Carpentry Worksho

Completed

In 2018, in parallel to the construction of the school (2014-2021), a carpentry workshop was planned, financed and built for the carpenter in charge of the work, Lamine Sambou, with the aim of providing him with the infrastructure to carry out his carpentry work in a professional way, with suitable tools and adequate spaces.

All the structural pieces for CEM Kamanar were made at Lamine Sambou’s carpentry workshop, as well as all the furniture for the school, under the tutelage of Marc Morro, the designer.

The ‘Atelier de Bois’ project, designed by the dawoffice architecture studio, unites the building and plot boundary into one single element, treating the fence directly as a surrounding element for the building. The boundaries of the façade confine both the outside spaces and the interiors, interlacing their limits, and integrating an existing tree into a working patio.

The majority of the construction materials for the building came from the plot itself. The initial excavation became the work site quarry. By transforming the earth of the plot, we managed to reduce materials transportation to a minimum and, thus, the ecological footprint.

This procedure arose from an initial investigation into local aspects that directly influence the project: climate, materials and indigenous construction techniques, among others.

In their indigenous architecture, it is common to use red earth that contains clay in various quantities. This is used to create walls, adding some plant tissue such as straw, to stabilise it, and small stones to provide greater robustness. With this technique, bricks of a similar composition were produced, called CEB (Compressed Earth Blocks).

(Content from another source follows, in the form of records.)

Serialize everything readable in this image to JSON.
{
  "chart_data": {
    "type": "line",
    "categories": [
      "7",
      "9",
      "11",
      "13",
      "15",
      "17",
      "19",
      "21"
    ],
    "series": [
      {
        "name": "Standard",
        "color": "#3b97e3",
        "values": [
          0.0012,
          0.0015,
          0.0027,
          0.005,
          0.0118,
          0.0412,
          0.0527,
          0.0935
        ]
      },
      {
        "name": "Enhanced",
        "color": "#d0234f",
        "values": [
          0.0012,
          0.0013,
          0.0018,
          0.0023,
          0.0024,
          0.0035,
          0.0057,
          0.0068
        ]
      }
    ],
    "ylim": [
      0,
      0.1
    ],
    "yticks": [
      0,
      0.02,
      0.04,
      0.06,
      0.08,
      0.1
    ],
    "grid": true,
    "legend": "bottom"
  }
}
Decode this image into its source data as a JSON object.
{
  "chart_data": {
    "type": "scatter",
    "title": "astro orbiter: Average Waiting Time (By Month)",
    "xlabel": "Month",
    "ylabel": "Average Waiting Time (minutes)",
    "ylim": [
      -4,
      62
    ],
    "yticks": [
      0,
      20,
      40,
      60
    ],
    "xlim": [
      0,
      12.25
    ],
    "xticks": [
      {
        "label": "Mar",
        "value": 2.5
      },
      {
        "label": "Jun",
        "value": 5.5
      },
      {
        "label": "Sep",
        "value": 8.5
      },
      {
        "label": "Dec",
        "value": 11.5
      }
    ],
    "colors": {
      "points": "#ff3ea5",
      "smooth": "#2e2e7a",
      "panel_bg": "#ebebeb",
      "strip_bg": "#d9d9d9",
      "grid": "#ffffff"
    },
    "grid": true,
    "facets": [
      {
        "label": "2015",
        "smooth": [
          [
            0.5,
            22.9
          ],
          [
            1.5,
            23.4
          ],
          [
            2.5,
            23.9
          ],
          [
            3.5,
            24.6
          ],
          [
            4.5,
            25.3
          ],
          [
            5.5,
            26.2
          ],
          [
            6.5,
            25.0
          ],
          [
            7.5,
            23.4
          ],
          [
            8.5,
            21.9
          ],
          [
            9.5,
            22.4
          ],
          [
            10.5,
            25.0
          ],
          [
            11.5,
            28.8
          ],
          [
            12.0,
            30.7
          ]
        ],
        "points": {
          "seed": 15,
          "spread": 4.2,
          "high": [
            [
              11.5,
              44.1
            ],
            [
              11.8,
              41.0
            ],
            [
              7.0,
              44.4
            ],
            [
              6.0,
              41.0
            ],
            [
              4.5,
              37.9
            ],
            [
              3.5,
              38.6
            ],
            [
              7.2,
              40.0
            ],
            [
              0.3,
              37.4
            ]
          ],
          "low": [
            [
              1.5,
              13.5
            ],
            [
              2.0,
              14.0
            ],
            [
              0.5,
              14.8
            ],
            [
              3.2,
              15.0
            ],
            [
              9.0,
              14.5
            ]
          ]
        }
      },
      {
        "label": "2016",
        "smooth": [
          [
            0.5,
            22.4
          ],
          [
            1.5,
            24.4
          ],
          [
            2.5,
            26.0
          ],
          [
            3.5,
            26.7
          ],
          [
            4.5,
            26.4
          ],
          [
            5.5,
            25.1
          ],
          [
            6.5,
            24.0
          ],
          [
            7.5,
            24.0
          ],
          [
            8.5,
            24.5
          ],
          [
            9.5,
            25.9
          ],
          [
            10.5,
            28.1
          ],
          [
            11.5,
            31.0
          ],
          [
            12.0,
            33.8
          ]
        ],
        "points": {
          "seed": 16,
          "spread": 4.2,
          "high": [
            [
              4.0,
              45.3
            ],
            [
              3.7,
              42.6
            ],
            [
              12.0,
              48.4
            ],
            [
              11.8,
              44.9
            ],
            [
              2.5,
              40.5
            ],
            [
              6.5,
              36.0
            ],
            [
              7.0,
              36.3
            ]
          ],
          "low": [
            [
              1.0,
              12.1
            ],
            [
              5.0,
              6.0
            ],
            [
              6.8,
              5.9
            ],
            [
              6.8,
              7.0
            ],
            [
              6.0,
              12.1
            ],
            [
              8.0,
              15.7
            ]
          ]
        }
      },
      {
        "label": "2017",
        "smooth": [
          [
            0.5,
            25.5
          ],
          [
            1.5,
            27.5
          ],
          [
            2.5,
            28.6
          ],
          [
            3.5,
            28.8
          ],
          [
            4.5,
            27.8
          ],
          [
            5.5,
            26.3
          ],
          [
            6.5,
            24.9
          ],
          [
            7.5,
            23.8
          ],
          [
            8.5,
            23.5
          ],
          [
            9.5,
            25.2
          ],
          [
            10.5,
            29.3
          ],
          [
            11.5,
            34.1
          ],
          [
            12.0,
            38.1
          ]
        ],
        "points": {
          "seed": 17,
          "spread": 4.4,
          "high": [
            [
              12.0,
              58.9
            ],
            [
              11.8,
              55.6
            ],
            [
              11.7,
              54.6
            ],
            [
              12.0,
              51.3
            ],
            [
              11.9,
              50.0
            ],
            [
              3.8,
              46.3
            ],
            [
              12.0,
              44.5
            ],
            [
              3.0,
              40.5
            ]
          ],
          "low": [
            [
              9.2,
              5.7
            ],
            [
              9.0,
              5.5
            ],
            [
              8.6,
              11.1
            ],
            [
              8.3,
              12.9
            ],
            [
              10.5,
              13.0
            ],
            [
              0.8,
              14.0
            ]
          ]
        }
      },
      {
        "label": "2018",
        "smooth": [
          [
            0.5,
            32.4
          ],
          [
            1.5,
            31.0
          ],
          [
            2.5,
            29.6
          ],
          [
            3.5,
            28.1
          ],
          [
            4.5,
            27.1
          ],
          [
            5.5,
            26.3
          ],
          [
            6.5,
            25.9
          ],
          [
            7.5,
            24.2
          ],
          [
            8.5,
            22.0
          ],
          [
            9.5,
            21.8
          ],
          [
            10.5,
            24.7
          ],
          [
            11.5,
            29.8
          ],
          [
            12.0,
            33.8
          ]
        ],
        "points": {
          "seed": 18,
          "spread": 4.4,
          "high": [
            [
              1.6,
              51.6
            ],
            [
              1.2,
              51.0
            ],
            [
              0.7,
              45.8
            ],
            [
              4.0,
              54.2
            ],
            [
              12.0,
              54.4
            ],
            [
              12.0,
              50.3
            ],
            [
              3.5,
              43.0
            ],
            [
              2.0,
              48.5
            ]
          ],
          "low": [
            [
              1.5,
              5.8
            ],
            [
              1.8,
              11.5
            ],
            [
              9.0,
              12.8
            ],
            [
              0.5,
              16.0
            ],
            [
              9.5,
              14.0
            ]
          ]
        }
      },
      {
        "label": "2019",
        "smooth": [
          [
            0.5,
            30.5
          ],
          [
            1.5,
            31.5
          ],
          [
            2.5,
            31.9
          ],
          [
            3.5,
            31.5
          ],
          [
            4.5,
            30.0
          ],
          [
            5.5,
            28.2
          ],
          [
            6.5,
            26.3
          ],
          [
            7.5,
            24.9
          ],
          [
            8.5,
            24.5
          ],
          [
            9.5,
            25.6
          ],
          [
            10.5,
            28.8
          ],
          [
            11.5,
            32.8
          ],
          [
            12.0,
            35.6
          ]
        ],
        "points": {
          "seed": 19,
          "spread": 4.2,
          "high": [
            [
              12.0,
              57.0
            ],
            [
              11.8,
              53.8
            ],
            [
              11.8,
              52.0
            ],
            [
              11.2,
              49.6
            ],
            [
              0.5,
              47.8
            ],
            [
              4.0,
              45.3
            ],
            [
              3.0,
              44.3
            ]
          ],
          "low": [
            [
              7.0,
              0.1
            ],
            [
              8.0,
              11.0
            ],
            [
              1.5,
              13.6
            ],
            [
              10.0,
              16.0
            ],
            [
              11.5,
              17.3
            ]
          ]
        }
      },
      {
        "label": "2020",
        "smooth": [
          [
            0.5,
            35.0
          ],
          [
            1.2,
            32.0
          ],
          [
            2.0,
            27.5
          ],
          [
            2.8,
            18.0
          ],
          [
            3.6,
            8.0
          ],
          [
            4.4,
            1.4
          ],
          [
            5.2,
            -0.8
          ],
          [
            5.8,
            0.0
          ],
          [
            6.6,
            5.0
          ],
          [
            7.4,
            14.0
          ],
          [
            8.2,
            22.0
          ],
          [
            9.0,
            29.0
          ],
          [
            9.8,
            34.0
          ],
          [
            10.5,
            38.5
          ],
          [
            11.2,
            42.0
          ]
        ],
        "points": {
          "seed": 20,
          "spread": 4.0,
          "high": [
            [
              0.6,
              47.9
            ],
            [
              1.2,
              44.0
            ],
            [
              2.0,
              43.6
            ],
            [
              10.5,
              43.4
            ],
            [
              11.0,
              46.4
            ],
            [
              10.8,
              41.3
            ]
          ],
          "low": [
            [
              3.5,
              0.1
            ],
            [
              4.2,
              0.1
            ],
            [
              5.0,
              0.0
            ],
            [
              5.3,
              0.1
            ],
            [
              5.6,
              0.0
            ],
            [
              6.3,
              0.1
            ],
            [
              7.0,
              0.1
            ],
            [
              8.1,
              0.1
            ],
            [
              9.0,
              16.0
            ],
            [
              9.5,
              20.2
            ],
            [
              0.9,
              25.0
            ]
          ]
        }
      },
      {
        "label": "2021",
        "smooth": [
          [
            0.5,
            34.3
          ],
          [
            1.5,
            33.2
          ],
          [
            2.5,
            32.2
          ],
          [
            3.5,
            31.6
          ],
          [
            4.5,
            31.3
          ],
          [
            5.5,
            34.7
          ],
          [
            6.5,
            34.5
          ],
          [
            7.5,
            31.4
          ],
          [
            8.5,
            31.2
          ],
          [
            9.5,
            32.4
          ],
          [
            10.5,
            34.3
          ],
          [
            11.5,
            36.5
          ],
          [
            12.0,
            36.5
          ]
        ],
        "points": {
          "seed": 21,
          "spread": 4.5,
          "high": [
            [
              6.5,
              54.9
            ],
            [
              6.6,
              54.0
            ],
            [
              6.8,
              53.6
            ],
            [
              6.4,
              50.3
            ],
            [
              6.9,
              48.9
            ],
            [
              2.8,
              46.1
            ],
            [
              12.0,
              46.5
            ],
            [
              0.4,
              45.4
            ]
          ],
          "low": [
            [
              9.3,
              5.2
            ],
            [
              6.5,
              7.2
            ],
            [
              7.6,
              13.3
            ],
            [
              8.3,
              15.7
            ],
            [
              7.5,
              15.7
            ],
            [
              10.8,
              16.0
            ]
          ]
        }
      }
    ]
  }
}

They became the main material of the building, combined to face the different environmental conditions.

The cover, made from local red-wood profiles, and finished with a corrugated sheet, does not fully cover the Façade-Fence with CEB; the space it contains is a covered work area surrounded by a courtyard. In the central part of the rectangle, the programme is organised by a reinforced clay slab finished with a ceramic material enamelled in black and white. It is distributed over a large area for the wood thinning machine, a space with tables for assembling the furniture, and a small office separated by a shelf. The space surrounding the slab is finished with native palm tree bark, draining the areas susceptible to becoming wet during the rainy season.

The structural analysis was carried out by the engineering company CVC Ingenieros.